Grocery categories, meanwhile, spread mostly along the x-axis, meaning that the average revenue per transaction is lower. However, given more exposure time, frozen pizza, bag snacks, and crackers generate a lot of total revenue, as evidenced by the bigger bubble size.

To look more closely at the product category performance within each department, we next graphed boxplots showing the Top and Bottom 10 performers for Grocery and Drug & General Merchandising departments separately.

# Get top and bottom 10 categories

grocery_endcap_raw <- df %>%
  filter(display_group == "endcap", department == "GROCERY",
         !is.na(product_category)) %>%
  group_by(product_category) %>%
  mutate(n_transactions = n()) %>%
  filter(n_transactions >= 10) %>%
  ungroup()

grocery_order <- grocery_endcap_raw %>%
  group_by(product_category) %>%
  summarize(med = median(sales_value)) %>%
  arrange(desc(med))

top_bottom <- c(head(grocery_order$product_category, 10),
                tail(grocery_order$product_category, 10))

grocery_endcap_raw %>%
  filter(product_category %in% top_bottom) %>%
  mutate(group = ifelse(product_category %in% head(grocery_order$product_category, 10),
                        "Top 10", "Bottom 10")) %>%
  ggplot(aes(x = reorder(product_category, sales_value, median),
             y = sales_value,
             fill = group)) +
  geom_boxplot(alpha = 0.7) +
  scale_fill_manual(values = c("Bottom 10" = "tomato", "Top 10" = "#004990")) +
  coord_flip(ylim = c(0,25)) +
  labs(title = "Grocery Department: Best vs Worst Endcap Performers",
       subtitle = "Distribution of transaction values",
       x = "Product Category",
       y = "Sales Value per Transaction ($)",
       caption = "Note: Transactions above $25 excluded for readability",
       fill = "") +
  theme_minimal()

The chart above shows the gap between the top and bottom grocery performers on endcaps. Top categories like Dog Foods, Domestic Wine, and Beers/Ales generate higher median transaction, suggesting customers are willing to spend more on these items when they are on display. It should be noted that there is a wide spread, suggesting that performance varies a bit from store to store.

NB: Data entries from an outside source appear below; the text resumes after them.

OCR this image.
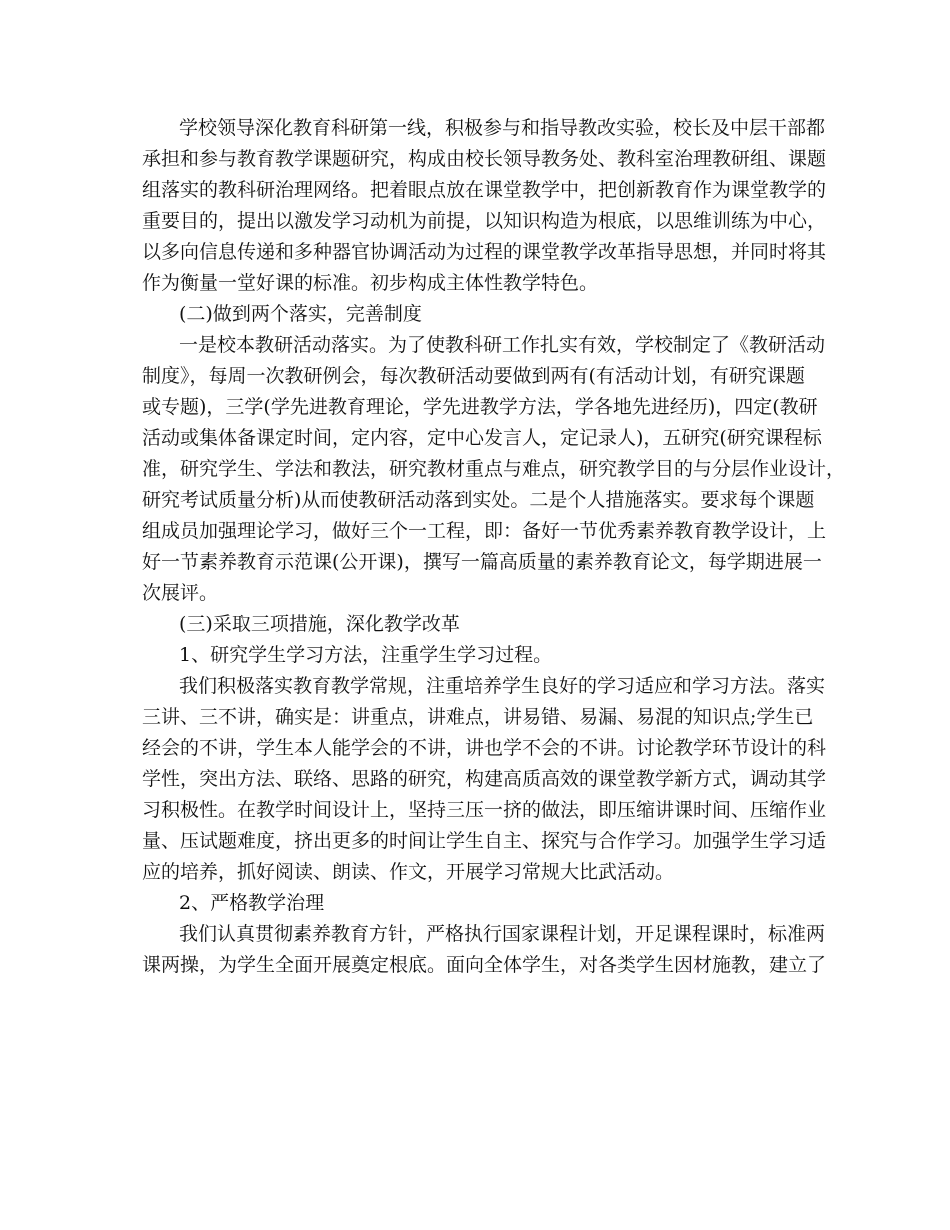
学校领导深化教育科研第一线，积极参与和指导教改实验，校长及中层干部都
承担和参与教育教学课题研究，构成由校长领导教务处、教科室治理教研组、课题
组落实的教科研治理网络。把着眼点放在课堂教学中，把创新教育作为课堂教学的
重要目的，提出以激发学习动机为前提，以知识构造为根底，以思维训练为中心，
以多向信息传递和多种器官协调活动为过程的课堂教学改革指导思想，并同时将其
作为衡量一堂好课的标准。初步构成主体性教学特色。
(二)做到两个落实，完善制度
一是校本教研活动落实。为了使教科研工作扎实有效，学校制定了《教研活动
制度》，每周一次教研例会，每次教研活动要做到两有(有活动计划，有研究课题
或专题)，三学(学先进教育理论，学先进教学方法，学各地先进经历)，四定(教研
活动或集体备课定时间，定内容，定中心发言人，定记录人)，五研究(研究课程标
准，研究学生、学法和教法，研究教材重点与难点，研究教学目的与分层作业设计，
研究考试质量分析)从而使教研活动落到实处。二是个人措施落实。要求每个课题
组成员加强理论学习，做好三个一工程，即：备好一节优秀素养教育教学设计，上
好一节素养教育示范课(公开课)，撰写一篇高质量的素养教育论文，每学期进展一
次展评。
(三)采取三项措施，深化教学改革
1、研究学生学习方法，注重学生学习过程。
我们积极落实教育教学常规，注重培养学生良好的学习适应和学习方法。落实
三讲、三不讲，确实是：讲重点，讲难点，讲易错、易漏、易混的知识点;学生已
经会的不讲，学生本人能学会的不讲，讲也学不会的不讲。讨论教学环节设计的科
学性，突出方法、联络、思路的研究，构建高质高效的课堂教学新方式，调动其学
习积极性。在教学时间设计上，坚持三压一挤的做法，即压缩讲课时间、压缩作业
量、压试题难度，挤出更多的时间让学生自主、探究与合作学习。加强学生学习适
应的培养，抓好阅读、朗读、作文，开展学习常规大比武活动。
2、严格教学治理
我们认真贯彻素养教育方针，严格执行国家课程计划，开足课程课时，标准两
课两操，为学生全面开展奠定根底。面向全体学生，对各类学生因材施教，建立了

The bottom performers show a different story. Eggs, Dry Noodles/Pasta, and Powdered Drink Mixes show consistently low transaction values with very little variance. Endcap placement does not generate as much revenue for these products. This may reflect the fact that staple purchases will be sought out by customers regardless of placement, potentially suggesting that endcap placement may be better utilized by displaying other products.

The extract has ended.